Le sociologue Samuel Blouin s'interroge sur l'interprétation des lois québécoise et canadienne en matière d'aide médicale à mourir. Photo : Radio-Canada

« Probablement que la loi fédérale est moins restrictive, mais le critère de fin de vie au Québec n'est pas déterminé en termes de mois, donc c'est vraiment laissé à la discrétion du professionnel », estime-t-il.

L'expérience de la Belgique est particulièrement intéressante sur cet aspect. Le chercheur Luc Deliens soulève un point souvent exprimé par des patients belges.

« Ils pensent qu'ils ont le droit à l'euthanasie. Ça n'existe pas le droit. Il y a une loi qui protège les médecins pour faire l'euthanasie, mais ce sont les médecins qui doivent conclure avec le patient que c'est la meilleure voie à suivre », dit-il.

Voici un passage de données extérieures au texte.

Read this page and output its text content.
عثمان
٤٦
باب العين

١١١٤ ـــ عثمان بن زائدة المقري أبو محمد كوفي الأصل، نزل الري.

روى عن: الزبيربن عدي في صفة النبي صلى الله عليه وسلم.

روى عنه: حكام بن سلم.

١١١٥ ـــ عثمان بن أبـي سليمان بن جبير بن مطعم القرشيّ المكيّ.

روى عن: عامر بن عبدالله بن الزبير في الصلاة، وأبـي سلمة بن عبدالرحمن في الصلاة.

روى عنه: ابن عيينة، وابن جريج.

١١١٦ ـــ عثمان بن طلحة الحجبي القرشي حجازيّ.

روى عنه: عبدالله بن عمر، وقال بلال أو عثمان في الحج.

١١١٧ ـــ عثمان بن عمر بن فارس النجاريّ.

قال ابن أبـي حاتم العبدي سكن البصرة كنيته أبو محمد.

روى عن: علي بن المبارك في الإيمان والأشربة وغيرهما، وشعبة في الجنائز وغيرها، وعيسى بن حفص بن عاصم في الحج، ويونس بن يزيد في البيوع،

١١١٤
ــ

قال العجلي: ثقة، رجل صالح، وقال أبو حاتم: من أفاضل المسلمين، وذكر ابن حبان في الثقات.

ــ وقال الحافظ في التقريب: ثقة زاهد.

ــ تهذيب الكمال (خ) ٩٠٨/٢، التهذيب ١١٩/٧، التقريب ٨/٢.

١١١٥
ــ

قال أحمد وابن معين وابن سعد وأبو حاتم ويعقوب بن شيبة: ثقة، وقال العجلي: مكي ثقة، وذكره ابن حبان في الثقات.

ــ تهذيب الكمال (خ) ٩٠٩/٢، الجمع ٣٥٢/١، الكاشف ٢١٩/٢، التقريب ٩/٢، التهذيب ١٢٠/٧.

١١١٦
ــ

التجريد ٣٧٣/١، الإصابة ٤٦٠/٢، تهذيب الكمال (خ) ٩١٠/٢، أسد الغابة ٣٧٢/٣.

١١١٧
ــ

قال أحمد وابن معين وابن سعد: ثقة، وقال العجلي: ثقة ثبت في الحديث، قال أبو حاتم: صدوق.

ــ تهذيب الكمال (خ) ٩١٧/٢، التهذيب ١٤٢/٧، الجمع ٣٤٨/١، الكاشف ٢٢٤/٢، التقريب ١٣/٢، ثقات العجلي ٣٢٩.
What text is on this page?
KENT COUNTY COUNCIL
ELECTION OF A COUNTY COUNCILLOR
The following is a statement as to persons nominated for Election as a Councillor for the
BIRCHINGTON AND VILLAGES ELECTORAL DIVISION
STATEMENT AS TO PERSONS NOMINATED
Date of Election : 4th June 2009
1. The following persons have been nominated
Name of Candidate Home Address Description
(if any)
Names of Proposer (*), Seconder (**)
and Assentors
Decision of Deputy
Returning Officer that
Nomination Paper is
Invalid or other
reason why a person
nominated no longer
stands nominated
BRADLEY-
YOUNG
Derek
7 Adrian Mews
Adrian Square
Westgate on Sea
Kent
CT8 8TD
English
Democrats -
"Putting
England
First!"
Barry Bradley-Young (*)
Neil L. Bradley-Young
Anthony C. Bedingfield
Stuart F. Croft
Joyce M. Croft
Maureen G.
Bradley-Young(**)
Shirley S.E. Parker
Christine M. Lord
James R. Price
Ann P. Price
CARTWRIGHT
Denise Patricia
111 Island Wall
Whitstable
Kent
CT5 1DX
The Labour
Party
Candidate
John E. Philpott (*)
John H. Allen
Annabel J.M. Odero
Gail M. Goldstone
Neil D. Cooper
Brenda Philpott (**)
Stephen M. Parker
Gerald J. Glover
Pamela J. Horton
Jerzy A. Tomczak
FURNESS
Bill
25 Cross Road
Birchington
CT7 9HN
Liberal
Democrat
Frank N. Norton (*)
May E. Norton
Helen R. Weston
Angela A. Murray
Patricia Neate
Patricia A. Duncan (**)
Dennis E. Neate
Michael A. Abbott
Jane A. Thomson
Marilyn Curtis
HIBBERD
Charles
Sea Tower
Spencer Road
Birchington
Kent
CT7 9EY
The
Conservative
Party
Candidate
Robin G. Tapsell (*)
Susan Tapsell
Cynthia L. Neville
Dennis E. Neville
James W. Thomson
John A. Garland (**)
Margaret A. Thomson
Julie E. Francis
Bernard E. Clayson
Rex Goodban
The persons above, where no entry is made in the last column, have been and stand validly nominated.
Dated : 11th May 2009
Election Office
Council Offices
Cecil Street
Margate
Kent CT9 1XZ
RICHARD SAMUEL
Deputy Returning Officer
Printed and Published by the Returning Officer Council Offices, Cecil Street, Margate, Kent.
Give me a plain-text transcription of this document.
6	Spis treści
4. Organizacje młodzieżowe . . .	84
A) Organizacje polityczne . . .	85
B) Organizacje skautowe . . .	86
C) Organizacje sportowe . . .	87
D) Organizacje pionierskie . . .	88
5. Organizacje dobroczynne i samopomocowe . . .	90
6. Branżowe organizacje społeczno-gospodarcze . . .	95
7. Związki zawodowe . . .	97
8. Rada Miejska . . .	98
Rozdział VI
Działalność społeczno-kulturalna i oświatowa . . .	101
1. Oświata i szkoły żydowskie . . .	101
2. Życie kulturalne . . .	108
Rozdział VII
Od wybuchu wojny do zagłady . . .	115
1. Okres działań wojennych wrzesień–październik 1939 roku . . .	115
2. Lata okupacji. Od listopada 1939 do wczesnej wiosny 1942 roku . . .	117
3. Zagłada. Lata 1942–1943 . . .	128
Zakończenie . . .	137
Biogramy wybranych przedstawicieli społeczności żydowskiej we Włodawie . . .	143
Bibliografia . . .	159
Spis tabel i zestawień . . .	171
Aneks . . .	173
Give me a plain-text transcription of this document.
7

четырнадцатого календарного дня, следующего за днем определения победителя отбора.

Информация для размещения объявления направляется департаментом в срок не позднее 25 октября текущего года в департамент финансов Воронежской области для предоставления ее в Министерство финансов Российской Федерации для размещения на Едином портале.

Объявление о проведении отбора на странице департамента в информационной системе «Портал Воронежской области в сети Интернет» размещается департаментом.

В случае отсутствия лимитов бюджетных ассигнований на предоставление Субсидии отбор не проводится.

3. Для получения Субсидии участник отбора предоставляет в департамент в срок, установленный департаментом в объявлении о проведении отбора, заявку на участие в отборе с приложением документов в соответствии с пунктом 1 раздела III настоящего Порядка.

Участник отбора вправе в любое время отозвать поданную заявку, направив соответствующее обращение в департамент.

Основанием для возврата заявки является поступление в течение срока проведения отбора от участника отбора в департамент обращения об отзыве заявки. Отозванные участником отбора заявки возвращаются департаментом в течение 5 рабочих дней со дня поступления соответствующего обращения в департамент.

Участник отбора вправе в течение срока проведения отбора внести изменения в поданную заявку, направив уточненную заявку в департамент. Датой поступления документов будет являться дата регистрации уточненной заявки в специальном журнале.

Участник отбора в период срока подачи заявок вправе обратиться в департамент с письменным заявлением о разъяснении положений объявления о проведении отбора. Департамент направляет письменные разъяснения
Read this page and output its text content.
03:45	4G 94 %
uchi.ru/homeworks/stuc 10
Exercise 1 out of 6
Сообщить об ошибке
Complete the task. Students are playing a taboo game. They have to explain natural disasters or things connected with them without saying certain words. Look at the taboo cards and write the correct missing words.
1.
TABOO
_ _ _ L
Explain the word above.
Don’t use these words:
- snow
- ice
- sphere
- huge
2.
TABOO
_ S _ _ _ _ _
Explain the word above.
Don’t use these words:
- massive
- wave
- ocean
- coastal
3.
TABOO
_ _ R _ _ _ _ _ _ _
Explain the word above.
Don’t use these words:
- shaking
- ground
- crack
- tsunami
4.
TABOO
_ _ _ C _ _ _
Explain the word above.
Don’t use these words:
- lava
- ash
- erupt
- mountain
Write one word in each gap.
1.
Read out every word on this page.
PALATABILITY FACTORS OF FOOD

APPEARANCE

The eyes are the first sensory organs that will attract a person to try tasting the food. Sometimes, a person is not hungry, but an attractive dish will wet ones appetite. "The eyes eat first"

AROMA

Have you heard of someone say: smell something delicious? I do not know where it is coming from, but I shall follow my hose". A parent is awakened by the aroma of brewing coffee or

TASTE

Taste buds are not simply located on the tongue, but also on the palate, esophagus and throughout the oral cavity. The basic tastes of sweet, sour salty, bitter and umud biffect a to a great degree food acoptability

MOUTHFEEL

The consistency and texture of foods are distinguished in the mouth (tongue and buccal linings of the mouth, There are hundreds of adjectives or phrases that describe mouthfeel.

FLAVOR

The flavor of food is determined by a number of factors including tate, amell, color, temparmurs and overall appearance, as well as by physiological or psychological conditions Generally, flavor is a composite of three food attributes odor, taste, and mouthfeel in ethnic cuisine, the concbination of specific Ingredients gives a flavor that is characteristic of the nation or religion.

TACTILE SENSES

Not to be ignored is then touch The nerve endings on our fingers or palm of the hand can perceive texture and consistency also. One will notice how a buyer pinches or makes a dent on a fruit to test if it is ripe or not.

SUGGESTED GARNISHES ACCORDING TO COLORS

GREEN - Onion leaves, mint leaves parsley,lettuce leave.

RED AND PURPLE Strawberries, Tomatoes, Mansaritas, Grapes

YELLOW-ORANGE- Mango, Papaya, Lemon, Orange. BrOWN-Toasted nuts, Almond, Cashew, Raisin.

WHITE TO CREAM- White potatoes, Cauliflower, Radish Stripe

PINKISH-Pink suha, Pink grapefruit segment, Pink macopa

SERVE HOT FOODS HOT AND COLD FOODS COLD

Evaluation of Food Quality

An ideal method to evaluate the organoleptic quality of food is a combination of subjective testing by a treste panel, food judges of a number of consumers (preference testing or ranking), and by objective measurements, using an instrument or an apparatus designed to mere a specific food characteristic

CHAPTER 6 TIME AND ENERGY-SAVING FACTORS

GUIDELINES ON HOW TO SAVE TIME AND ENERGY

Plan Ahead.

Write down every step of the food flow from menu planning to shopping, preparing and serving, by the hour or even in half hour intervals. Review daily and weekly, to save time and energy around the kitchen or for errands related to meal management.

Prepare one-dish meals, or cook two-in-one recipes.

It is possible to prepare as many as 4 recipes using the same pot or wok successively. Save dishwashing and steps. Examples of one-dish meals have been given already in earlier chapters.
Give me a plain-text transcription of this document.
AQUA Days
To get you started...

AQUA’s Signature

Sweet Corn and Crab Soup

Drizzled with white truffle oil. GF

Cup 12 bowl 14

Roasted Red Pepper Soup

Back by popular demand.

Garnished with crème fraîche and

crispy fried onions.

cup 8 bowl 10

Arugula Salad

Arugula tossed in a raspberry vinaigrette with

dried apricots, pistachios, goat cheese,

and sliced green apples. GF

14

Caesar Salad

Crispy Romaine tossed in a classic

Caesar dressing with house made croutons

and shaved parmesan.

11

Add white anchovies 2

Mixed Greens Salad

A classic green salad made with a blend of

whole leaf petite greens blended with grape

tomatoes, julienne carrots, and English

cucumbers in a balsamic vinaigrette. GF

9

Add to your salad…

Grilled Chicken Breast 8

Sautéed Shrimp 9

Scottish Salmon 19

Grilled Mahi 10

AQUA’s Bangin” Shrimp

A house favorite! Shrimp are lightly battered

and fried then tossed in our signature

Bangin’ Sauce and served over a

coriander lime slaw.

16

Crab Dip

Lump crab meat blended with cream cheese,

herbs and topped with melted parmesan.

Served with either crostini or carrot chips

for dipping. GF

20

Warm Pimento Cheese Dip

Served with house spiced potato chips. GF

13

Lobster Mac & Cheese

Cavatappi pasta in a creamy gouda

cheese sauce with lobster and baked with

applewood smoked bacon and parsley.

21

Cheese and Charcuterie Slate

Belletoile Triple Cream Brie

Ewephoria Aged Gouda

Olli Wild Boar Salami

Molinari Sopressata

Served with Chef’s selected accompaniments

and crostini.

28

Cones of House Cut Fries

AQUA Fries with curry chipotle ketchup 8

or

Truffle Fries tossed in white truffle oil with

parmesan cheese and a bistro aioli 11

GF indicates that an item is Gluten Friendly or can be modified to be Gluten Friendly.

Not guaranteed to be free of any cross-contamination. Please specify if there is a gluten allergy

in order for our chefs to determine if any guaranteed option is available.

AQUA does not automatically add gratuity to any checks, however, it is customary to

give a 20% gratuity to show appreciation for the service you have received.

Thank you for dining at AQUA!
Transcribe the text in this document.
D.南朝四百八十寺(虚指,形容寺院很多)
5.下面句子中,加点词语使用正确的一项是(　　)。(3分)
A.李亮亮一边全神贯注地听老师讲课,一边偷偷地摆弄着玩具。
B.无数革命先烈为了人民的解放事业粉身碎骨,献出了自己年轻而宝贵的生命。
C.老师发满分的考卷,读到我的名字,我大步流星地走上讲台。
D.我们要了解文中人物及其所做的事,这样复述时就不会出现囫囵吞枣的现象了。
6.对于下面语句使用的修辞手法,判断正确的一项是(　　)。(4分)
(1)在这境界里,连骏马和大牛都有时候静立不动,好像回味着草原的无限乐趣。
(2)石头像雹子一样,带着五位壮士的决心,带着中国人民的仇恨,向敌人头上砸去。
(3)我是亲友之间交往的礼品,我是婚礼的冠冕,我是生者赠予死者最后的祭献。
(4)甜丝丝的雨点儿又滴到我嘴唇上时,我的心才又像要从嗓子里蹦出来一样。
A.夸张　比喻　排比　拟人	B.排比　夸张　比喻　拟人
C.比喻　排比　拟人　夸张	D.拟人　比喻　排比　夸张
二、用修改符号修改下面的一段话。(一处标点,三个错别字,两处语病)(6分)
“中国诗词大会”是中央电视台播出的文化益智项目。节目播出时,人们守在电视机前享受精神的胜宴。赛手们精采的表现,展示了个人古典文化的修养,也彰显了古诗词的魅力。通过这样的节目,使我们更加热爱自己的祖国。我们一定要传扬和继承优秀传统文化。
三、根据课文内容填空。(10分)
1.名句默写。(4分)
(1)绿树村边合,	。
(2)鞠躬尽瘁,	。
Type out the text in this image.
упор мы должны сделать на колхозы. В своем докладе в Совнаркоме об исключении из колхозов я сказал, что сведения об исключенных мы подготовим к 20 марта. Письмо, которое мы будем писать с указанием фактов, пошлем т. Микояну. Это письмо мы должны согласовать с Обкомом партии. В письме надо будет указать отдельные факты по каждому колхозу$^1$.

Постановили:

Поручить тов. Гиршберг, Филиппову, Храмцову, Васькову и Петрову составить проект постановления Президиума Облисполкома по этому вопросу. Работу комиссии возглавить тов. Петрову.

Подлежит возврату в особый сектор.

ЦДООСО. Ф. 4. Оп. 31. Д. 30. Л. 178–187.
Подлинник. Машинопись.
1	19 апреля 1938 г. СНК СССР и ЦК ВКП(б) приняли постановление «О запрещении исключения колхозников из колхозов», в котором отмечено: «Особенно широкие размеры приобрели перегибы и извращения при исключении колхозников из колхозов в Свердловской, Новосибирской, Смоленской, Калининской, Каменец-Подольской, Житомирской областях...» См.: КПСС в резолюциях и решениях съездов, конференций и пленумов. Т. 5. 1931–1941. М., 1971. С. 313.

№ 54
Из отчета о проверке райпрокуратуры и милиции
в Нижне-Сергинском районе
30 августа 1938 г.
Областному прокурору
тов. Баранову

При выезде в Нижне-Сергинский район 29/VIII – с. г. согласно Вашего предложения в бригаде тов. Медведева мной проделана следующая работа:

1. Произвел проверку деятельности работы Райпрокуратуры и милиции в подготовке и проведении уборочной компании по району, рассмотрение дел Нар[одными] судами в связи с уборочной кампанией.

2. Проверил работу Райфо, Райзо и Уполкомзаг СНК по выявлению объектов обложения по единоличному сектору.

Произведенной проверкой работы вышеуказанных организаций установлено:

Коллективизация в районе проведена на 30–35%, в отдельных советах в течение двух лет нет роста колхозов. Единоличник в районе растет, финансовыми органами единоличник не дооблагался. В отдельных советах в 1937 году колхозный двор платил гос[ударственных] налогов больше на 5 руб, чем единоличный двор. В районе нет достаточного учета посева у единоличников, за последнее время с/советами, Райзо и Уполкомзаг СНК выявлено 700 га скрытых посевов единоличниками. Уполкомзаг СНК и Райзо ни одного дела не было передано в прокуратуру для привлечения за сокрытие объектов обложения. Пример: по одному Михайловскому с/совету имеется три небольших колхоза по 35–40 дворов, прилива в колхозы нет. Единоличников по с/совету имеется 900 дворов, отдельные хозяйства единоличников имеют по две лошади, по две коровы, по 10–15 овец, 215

Les institutions doivent s'adapter

Après l'entrée en vigueur de la loi, des hôpitaux catholiques au Nouveau-Brunswick ont refusé d'accompagner des patients dans le processus d'aide médicale à mourir.

« En Belgique, c'était le cas au début de l'implantation de la loi, mais ça n'a pas duré très longtemps. Ça n'a que duré deux ans », se rappelle M. Deliens. Des protocoles ont dû été créés afin que ces institutions appliquent la loi. »

La psychiatre Mona Gupta estime que le Canada peut en apprendre beaucoup de l'expérience d'autres pays en la matière. Photo : Radio-Canada

Une autre participante à la conférence, la psychiatre et professeure à l'Université de Montréal, Mona Gupta, estime pour sa part que des ajustements viendront.

« Nous n'avons pas beaucoup d'expérience si on se compare à la Suisse, à la Belgique ou les Pays-Bas, mais ça va venir avec le temps. C'est justement avec un congrès comme ça que ça va inspirer nos études et nos pratiques », croit-elle.